The long-term goal is to reduce the number of prescriptions in the state and these adopted guidelines will give doctors a clear picture of what is an appropriate amount to prescribe.

"Arkansas is number two in the nation for their prescribing rate," said State Drug Director Kirk Lane.

In 2016, Arkansas prescribed 114.6 prescriptions per every 100 people -- compared to the national rate of 66.5 prescriptions per 100 people.

"There’s a nationwide opioid epidemic. We're in the middle of it," said Dr. G. Richard Smith with UAMS.

In an effort to lower the number of prescriptions in Arkansas, the State Medical Board adopted the CDC's guidelines, defining 'excessive' as more than 50 morphine milligram equivalents per day, with a seven-day prescribing limit for acute pain treatment.

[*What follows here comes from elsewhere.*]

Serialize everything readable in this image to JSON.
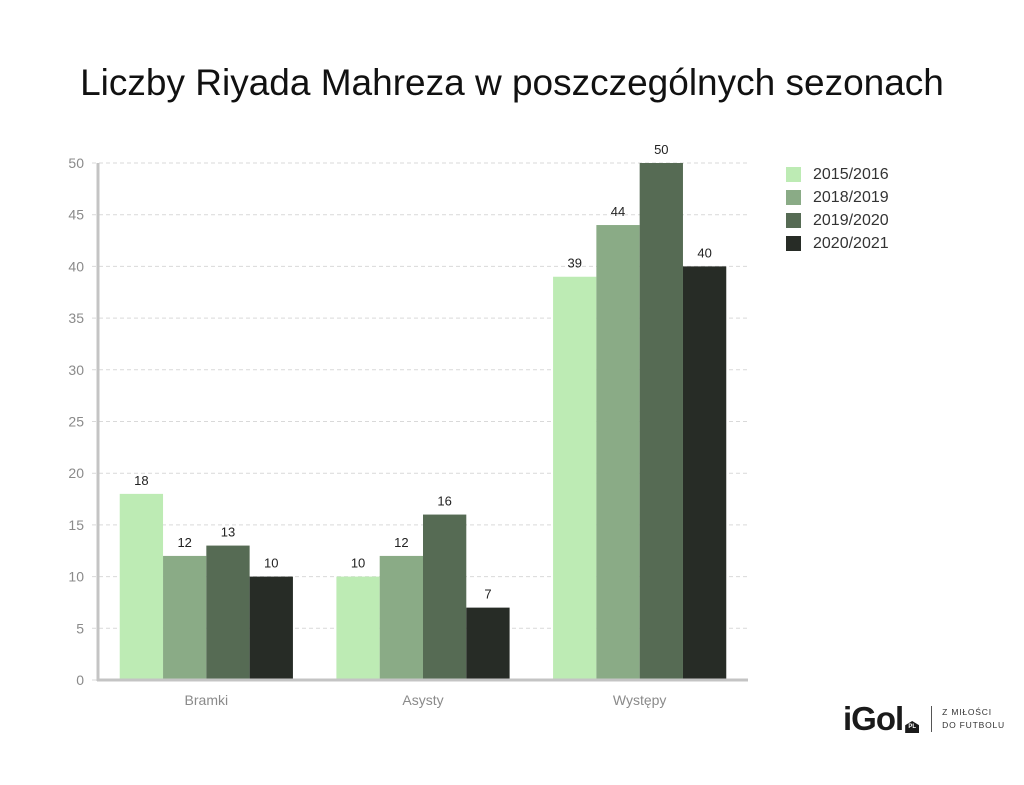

"Up until now there had been no formal definition of what excessive was," said Smith. “Now that we're making people aware that these levels are excessive, the doctors are trying to reduce the dose whenever they can."

The proposal doesn't apply to all patients like those in hospice care or fighting cancer. However, if your doctor believes you need more than the recommended amount, they're required to prove why.

The changes include a new mandate for doctors to get an hour of prescriber education to understand the guidelines and what alternatives there are to opioids.

"We'll save lives because we see states reducing their prescribing limits and we need to stop being an opioid-dependent population, which Arkansas has become," said Lane.

Lane and Smith both want doctors to learn pain treatment alternatives.

“There’s physical therapy, there’s acupuncture, there’s yoga,” said Smith. “They do work. They’re not as simple as taking a pill, but they do work.”

UAMS started a weekly, free tele-video program called AR-Impact earlier this year. It teaches doctors new approaches to treat pain in order to avoid or reduce opioid usage.